Jiang Cheng's fund quarterly report released! The top ten major holdings remain largely unchanged, and he sees long-term potential in the Chinese economy.
On January 21, Zhongtai Asset Management disclosed the fourth quarter report of the fund managed by its renowned fund manager Jiang Cheng for the year 2024.
On January 21st, Zhongtai Asset Management disclosed the quarterly report for 2024 of its flagship fund managed by renowned fund manager Jiang Cheng. Taking the Zhongtai Xingyuan Flexible Allocation Hybrid Fund managed by Jiang Cheng as an example, there were no significant changes in the top ten heavy-weighted stocks compared to the end of the third quarter of 2024, with only Hisense Visual Technology (600060.SH) exiting and Jiangsu Yangnong Chemical becoming a new heavy-weighted stock by the end of the fourth quarter. Jiang Cheng noted that overall, the portfolio did not undergo major changes and his long-term optimistic viewpoint remained unchanged. However, the net asset value of the fund saw some decline under the "fair value method".

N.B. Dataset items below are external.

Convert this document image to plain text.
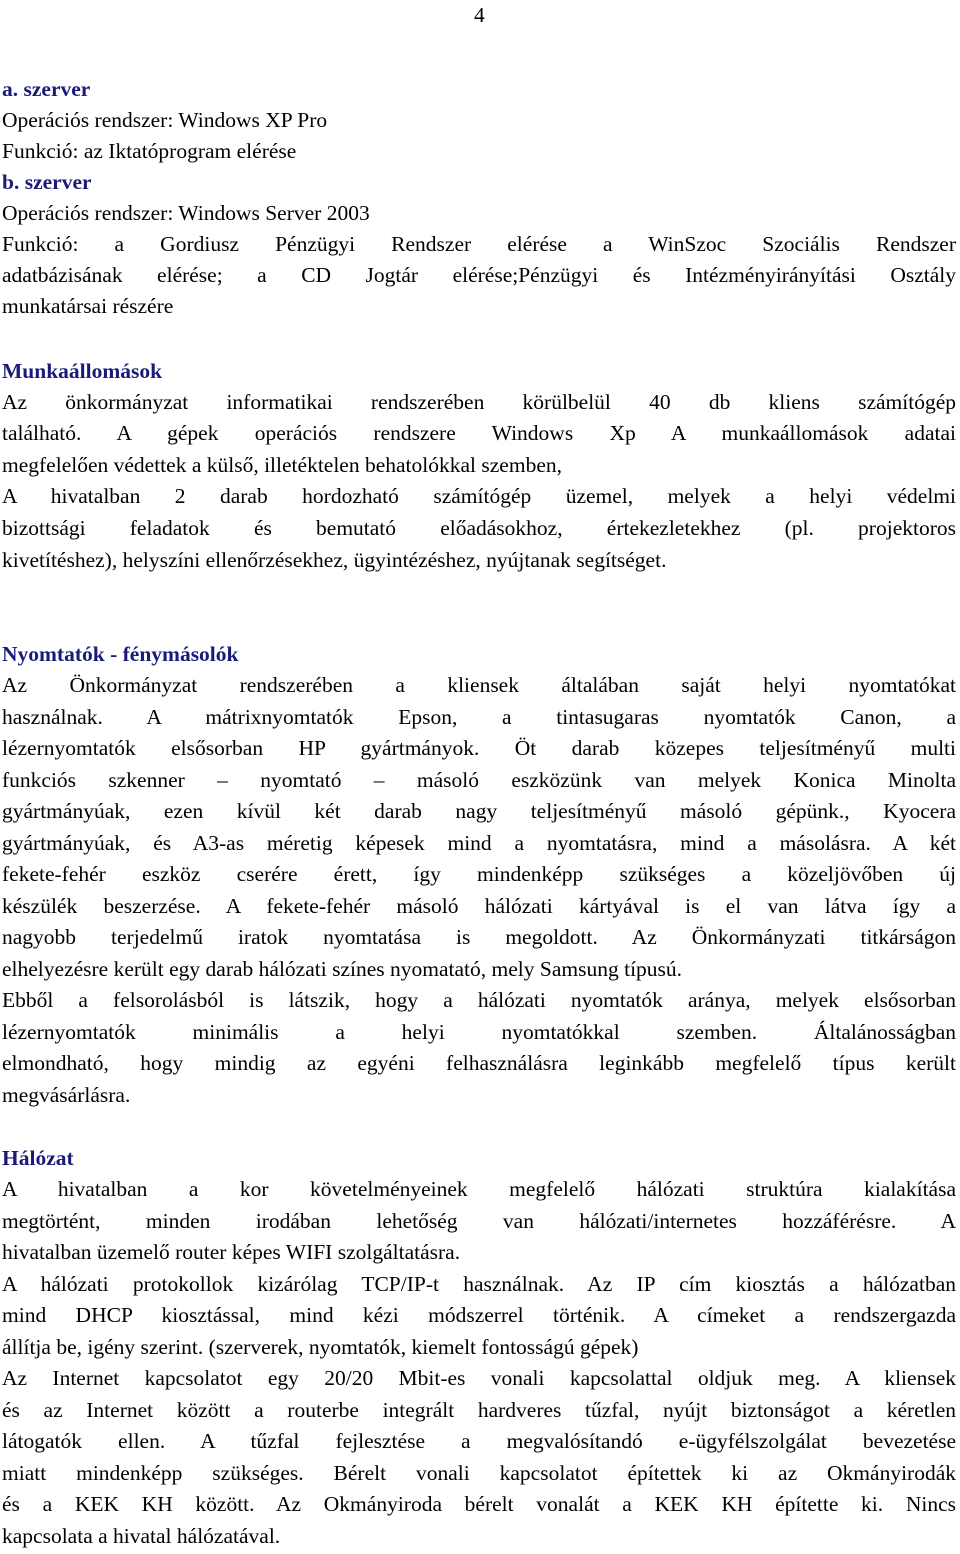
4
a. szerver
Operációs rendszer: Windows XP Pro
Funkció: az Iktatóprogram elérése
b. szerver
Operációs rendszer: Windows Server 2003
Funkció: a Gordiusz Pénzügyi Rendszer elérése a WinSzoc Szociális Rendszer
adatbázisának elérése; a CD Jogtár elérése;Pénzügyi és Intézményirányítási Osztály
munkatársai részére
Munkaállomások
Az önkormányzat informatikai rendszerében körülbelül 40 db kliens számítógép
található. A gépek operációs rendszere Windows Xp A munkaállomások adatai
megfelelően védettek a külső, illetéktelen behatolókkal szemben,
A hivatalban 2 darab hordozható számítógép üzemel, melyek a helyi védelmi
bizottsági feladatok és bemutató előadásokhoz, értekezletekhez (pl. projektoros
kivetítéshez), helyszíni ellenőrzésekhez, ügyintézéshez, nyújtanak segítséget.
Nyomtatók - fénymásolók
Az Önkormányzat rendszerében a kliensek általában saját helyi nyomtatókat
használnak. A mátrixnyomtatók Epson, a tintasugaras nyomtatók Canon, a
lézernyomtatók elsősorban HP gyártmányok. Öt darab közepes teljesítményű multi
funkciós szkenner – nyomtató – másoló eszközünk van melyek Konica Minolta
gyártmányúak, ezen kívül két darab nagy teljesítményű másoló gépünk., Kyocera
gyártmányúak, és A3-as méretig képesek mind a nyomtatásra, mind a másolásra. A két
fekete-fehér eszköz cserére érett, így mindenképp szükséges a közeljövőben új
készülék beszerzése. A fekete-fehér másoló hálózati kártyával is el van látva így a
nagyobb terjedelmű iratok nyomtatása is megoldott. Az Önkormányzati titkárságon
elhelyezésre került egy darab hálózati színes nyomatató, mely Samsung típusú.
Ebből a felsorolásból is látszik, hogy a hálózati nyomtatók aránya, melyek elsősorban
lézernyomtatók minimális a helyi nyomtatókkal szemben. Általánosságban
elmondható, hogy mindig az egyéni felhasználásra leginkább megfelelő típus került
megvásárlásra.
Hálózat
A hivatalban a kor követelményeinek megfelelő hálózati struktúra kialakítása
megtörtént, minden irodában lehetőség van hálózati/internetes hozzáférésre. A
hivatalban üzemelő router képes WIFI szolgáltatásra.
A hálózati protokollok kizárólag TCP/IP-t használnak. Az IP cím kiosztás a hálózatban
mind DHCP kiosztással, mind kézi módszerrel történik. A címeket a rendszergazda
állítja be, igény szerint. (szerverek, nyomtatók, kiemelt fontosságú gépek)
Az Internet kapcsolatot egy 20/20 Mbit-es vonali kapcsolattal oldjuk meg. A kliensek
és az Internet között a routerbe integrált hardveres tűzfal, nyújt biztonságot a kéretlen
látogatók ellen. A tűzfal fejlesztése a megvalósítandó e-ügyfélszolgálat bevezetése
miatt mindenképp szükséges. Bérelt vonali kapcsolatot építettek ki az Okmányirodák
és a KEK KH között. Az Okmányiroda bérelt vonalát a KEK KH építette ki. Nincs
kapcsolata a hivatal hálózatával.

As of the end of the reporting period, the net asset value per share of Zhongtai Xingyuan Flexible Allocation Hybrid Fund A was 2.6517 yuan, with a growth rate of -2.91% during this reporting period, while the benchmark return rate was 0.14% for the same period. As of the end of the reporting period, the net asset value per share of Zhongtai Xingyuan Flexible Allocation Hybrid Fund C was 2.6160 yuan, with a growth rate of -3.01% during this reporting period, while the benchmark return rate was 0.14% for the same period.

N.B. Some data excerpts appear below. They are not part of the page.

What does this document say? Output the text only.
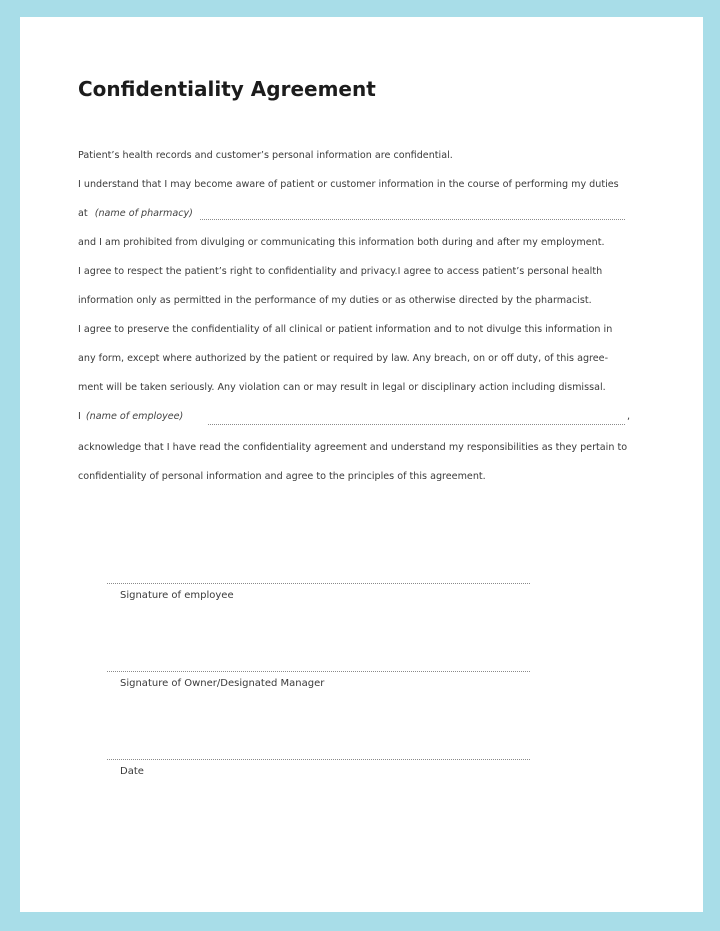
Confidentiality Agreement
Patient’s health records and customer’s personal information are confidential.
I understand that I may become aware of patient or customer information in the course of performing my duties
at (name of pharmacy)
and I am prohibited from divulging or communicating this information both during and after my employment.
I agree to respect the patient’s right to confidentiality and privacy.I agree to access patient’s personal health
information only as permitted in the performance of my duties or as otherwise directed by the pharmacist.
I agree to preserve the confidentiality of all clinical or patient information and to not divulge this information in
any form, except where authorized by the patient or required by law. Any breach, on or off duty, of this agree-
ment will be taken seriously. Any violation can or may result in legal or disciplinary action including dismissal.
I (name of employee)	,
acknowledge that I have read the confidentiality agreement and understand my responsibilities as they pertain to
confidentiality of personal information and agree to the principles of this agreement.
Signature of employee
Signature of Owner/Designated Manager
Date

As of the end of the fourth quarter of 2024, stock investments accounted for 85.07% of the total assets of the Zhongtai Xingyuan Flexible Allocation Hybrid Fund.
In terms of portfolio adjustment, the top ten heavy-weighted stocks of the Zhongtai Xingyuan Flexible Allocation Hybrid Fund at the end of the quarter were: China State Construction Engineering Corporation (601668.SH), Shandong Hualu-Hengsheng Chemical (600426.SH), Shandong Sun Paper (002078.SZ), China Merchants Bank (600036.SH), Industrial and Commercial Bank of China (601398.SH), Xiamen C&D Inc. (600153.SH), Zhejiang Supor (002032.SZ), Poly Developments and Holdings Group (600048.SH), Anhui Conch Cement (600585.SH), and Jiangsu Yangnong Chemical (600486.SH).
Jiang Cheng stated that the market in the fourth quarter was volatile overall, with small and medium-sized stocks performing better than large-cap stocks, which were generally weak. In terms of industries, sectors related to artificial intelligence were relatively strong, while traditional industries such as pharmaceuticals, consumer goods, and real estate continued to decline. He favored long-term high success rate over high odds and therefore accepted some losses in his allocation.
As stimulus policies were being implemented, Jiang Cheng believed that certain parts that had a structural impact on the long-term value of individual stocks needed extra attention, such as measures related to debt financing, which he found to be the most optimistic part of the policy. His other long-term views remained unchanged: the resilience of the Chinese economy was strong, with potential long-term returns ranking at the top compared to other major economies worldwide, large room for industrial structure upgrade, the equity asset benefiting from relatively lower valuations, and high attractiveness among main global markets. Overall, the additional information in the fourth quarter made the long-term judgment slightly more optimistic, and the specific effects of countercyclical adjustment measures and when they will be reflected were deemed less important as they were unpredictable as always.
Not all assets in the portfolio rose or fell together, with the holding proportion of individual stocks affected by their fluctuations. Therefore, the holdings of rising stocks would slightly decrease, while those of falling stocks would slightly increase, determining the final position and structure of the portfolio through these "passive" operations.